The city’s Climate Ready Dorchester plan, released in the fall of 2020, calls for berms, road raising, and other interventions at targeted points where flooding most frequently occurs. But, as the report indicates, most of the Dorchester coastline is not city-owned and is managed instead by state agencies like the Department of Conservation and Recreation (DCR). 

Golden, a former Massachusetts state senator who helped to shape the Environmental Protection Agency and whose 1986 lawsuit compelled the state to clean up Boston Harbor, said the responsibility falls again on the state to safeguard the harbor region.

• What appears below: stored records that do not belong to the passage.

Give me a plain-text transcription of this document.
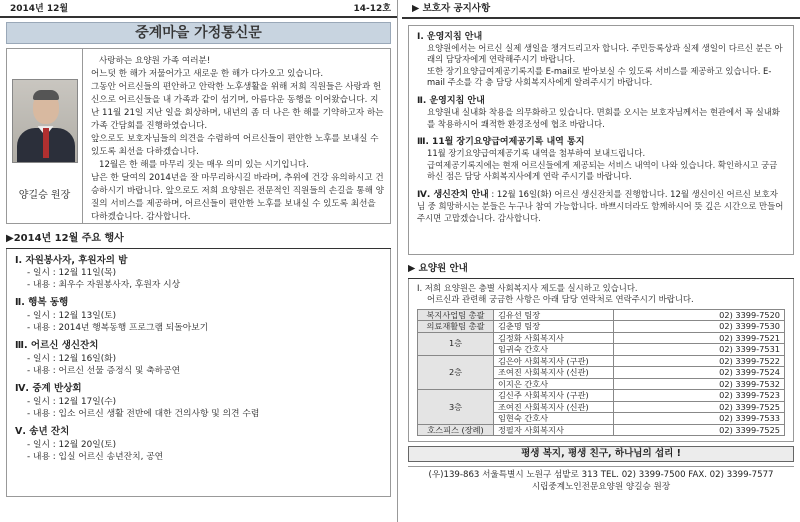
2014년 12월	14-12호
중계마을 가정통신문
양길승 원장

사랑하는 요양원 가족 여러분!

어느덧 한 해가 저물어가고 새로운 한 해가 다가오고 있습니다.

그동안 어르신들의 편안하고 안락한 노후생활을 위해 저희 직원들은 사랑과 헌신으로 어르신들을 내 가족과 같이 섬기며, 아름다운 동행을 이어왔습니다. 지난 11월 21일 지난 일을 회상하며, 내년의 좀 더 나은 한 해를 기약하고자 하는 가족 간담회를 진행하였습니다.

앞으로도 보호자님들의 의견을 수렴하여 어르신들이 편안한 노후를 보내실 수 있도록 최선을 다하겠습니다.

12월은 한 해를 마무리 짓는 매우 의미 있는 시기입니다.

남은 한 달여의 2014년을 잘 마무리하시길 바라며, 추위에 건강 유의하시고 건승하시기 바랍니다. 앞으로도 저희 요양원은 전문적인 직원들의 손길을 통해 양질의 서비스를 제공하며, 어르신들이 편안한 노후를 보내실 수 있도록 최선을 다하겠습니다. 감사합니다.

▶2014년 12월 주요 행사
Ⅰ. 자원봉사자, 후원자의 밤
- 일시 : 12월 11일(목)
- 내용 : 최우수 자원봉사자, 후원자 시상
Ⅱ. 행복 동행
- 일시 : 12월 13일(토)
- 내용 : 2014년 행복동행 프로그램 되돌아보기
Ⅲ. 어르신 생신잔치
- 일시 : 12월 16일(화)
- 내용 : 어르신 선물 증정식 및 축하공연
Ⅳ. 중계 반상회
- 일시 : 12월 17일(수)
- 내용 : 입소 어르신 생활 전반에 대한 건의사항 및 의견 수렴
Ⅴ. 송년 잔치
- 일시 : 12월 20일(토)
- 내용 : 입실 어르신 송년잔치, 공연
▶ 보호자 공지사항
Ⅰ. 운영지침 안내
요양원에서는 어르신 실제 생일을 챙겨드리고자 합니다. 주민등록상과 실제 생일이 다르신 분은 아래의 담당자에게 연락해주시기 바랍니다.
또한 장기요양급여제공기록지를 E-mail로 받아보실 수 있도록 서비스를 제공하고 있습니다. E-mail 주소를 각 층 담당 사회복지사에게 알려주시기 바랍니다.
Ⅱ. 운영지침 안내
요양원내 실내화 착용을 의무화하고 있습니다. 면회를 오시는 보호자님께서는 현관에서 꼭 실내화를 착용하시어 쾌적한 환경조성에 협조 바랍니다.
Ⅲ. 11월 장기요양급여제공기록 내역 통지
11월 장기요양급여제공기록 내역을 첨부하여 보내드립니다.
급여제공기록지에는 현재 어르신들에게 제공되는 서비스 내역이 나와 있습니다. 확인하시고 궁금하신 점은 담당 사회복지사에게 연락 주시기를 바랍니다.
Ⅳ. 생신잔치 안내 : 12월 16일(화) 어르신 생신잔치를 진행합니다. 12월 생신이신 어르신 보호자님 중 희망하시는 분들은 누구나 참여 가능합니다. 바쁘시더라도 함께하시어 뜻 깊은 시간으로 만들어 주시면 고맙겠습니다. 감사합니다.
▶ 요양원 안내
Ⅰ. 저희 요양원은 층별 사회복지사 제도를 실시하고 있습니다.
어르신과 관련해 궁금한 사항은 아래 담당 연락처로 연락주시기 바랍니다.
복지사업팀 총괄	김유선 팀장	02) 3399-7520
의료재활팀 총괄	김춘명 팀장	02) 3399-7530
1층	김정화 사회복지사	02) 3399-7521
	임귀숙 간호사	02) 3399-7531
2층	김은아 사회복지사 (구관)	02) 3399-7522
	조여진 사회복지사 (신관)	02) 3399-7524
	이지은 간호사	02) 3399-7532
3층	김신주 사회복지사 (구관)	02) 3399-7523
	조여진 사회복지사 (신관)	02) 3399-7525
	임현숙 간호사	02) 3399-7533
호스피스 (장례)	정필자 사회복지사	02) 3399-7525
평생 복지, 평생 친구, 하나님의 섭리 !
(우)139-863 서울특별시 노원구 섬밭로 313 TEL. 02) 3399-7500 FAX. 02) 3399-7577
시립중계노인전문요양원 양길승 원장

“We need the state to see this as a regional issue that only the state can address,” he said. “City government is limited to city property, so it’s going to take a strong advocacy community and strong leadership at the Commonwealth level to get it done.”

The first step in implementing a Regional Layered Defense Plan would be an in-depth feasibility and cost-benefit analysis study to be carried out by the Commonwealth, followed by an expanded study by the US Army Corps of Engineers that could unlock federal funding.

According to Golden, to date no one from the state has contacted the Corps of Engineers about conducting such a study. “There is a huge cost to doing nothing,” he said. “We have to act now.”